Banana and Oats Cereal
You will need
  • ¼ cup dry oatmeal cereal
  • ¾ cup breast milk
  • 1/3 cup bananas, mashed
Directions
  • In a saucepan, mix oatmeal and ½ cup of breast milk.
  • Bring the mixture to boil and reduce the heat for 5 minutes, letting it to simmer.
  • Stir once in a while, to prevent the oatmeal from sticking.
  • In a bowl, mix the banana and ¼ cup of breast milk.
  • Add the oatmeal mix to the banana mix and stir well to form the cereal.
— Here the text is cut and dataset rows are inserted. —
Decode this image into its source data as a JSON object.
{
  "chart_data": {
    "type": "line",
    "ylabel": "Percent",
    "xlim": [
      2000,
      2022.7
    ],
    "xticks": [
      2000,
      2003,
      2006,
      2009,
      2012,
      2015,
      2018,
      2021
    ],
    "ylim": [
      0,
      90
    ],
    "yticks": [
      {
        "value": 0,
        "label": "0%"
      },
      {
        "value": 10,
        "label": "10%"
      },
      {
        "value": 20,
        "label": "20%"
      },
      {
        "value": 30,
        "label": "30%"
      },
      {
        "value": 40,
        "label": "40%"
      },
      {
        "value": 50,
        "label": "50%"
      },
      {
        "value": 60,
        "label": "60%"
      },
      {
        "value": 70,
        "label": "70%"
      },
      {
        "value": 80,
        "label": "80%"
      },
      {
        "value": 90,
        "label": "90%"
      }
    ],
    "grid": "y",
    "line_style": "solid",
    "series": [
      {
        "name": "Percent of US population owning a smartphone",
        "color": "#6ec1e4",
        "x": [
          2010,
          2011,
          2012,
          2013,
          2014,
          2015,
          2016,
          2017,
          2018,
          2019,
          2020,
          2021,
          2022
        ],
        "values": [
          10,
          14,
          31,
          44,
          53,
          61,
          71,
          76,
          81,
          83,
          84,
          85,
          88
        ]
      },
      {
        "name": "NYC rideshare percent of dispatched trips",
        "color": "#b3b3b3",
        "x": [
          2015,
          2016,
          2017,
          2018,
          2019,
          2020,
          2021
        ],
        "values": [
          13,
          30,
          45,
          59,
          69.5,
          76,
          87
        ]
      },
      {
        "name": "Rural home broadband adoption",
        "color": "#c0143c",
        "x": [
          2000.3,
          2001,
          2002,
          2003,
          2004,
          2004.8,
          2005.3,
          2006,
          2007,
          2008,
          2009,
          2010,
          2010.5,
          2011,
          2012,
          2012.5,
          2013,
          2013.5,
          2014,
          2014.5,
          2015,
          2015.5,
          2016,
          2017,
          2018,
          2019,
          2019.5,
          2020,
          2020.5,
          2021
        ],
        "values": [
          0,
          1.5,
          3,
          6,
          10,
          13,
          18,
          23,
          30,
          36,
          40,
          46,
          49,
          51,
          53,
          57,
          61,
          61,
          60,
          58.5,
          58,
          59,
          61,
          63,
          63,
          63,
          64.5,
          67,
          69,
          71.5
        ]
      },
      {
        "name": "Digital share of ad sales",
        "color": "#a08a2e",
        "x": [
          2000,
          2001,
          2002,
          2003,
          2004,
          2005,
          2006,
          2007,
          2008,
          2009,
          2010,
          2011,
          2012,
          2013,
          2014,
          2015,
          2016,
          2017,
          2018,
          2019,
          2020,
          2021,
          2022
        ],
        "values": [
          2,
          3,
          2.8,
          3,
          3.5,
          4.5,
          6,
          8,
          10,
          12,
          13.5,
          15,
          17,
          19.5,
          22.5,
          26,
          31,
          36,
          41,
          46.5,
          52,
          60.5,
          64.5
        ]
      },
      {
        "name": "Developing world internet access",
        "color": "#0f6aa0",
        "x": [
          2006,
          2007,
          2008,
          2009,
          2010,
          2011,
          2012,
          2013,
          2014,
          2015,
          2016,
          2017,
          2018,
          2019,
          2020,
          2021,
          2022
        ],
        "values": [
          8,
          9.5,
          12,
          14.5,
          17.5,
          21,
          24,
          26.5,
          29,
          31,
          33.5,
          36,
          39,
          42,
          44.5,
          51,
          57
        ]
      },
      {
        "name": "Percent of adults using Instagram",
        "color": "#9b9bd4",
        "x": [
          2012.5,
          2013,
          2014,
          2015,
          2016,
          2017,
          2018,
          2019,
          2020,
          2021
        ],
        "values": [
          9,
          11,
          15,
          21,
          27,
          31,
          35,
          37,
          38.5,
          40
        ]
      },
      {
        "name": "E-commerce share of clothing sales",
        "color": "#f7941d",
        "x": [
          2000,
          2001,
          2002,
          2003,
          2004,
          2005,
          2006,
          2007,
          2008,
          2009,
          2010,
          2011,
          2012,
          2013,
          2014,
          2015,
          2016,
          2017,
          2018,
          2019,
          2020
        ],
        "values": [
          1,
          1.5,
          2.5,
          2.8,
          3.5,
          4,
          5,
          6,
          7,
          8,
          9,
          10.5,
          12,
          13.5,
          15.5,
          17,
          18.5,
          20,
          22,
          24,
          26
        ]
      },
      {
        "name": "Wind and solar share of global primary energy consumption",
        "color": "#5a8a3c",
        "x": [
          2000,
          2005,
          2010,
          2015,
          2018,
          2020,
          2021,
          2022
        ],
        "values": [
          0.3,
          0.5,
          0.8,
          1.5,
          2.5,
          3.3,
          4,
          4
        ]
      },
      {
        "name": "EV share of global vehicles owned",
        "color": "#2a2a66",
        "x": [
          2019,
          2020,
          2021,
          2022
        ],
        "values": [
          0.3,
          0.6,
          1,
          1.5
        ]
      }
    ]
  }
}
The shelf life of baby cereal made at home is between 48-72 hours, when stored in a refrigerator. The cereal may become thick or thin in consistency, so add more breast milk or formula if needed. Cereal can be frozen and then recooked and used. Its taste may vary, so try freezing a few portions to see whether your baby likes it or not. In summation, making your own cereal for your bundle of joy, is just one step in looking after your kid, so enjoy it while you can.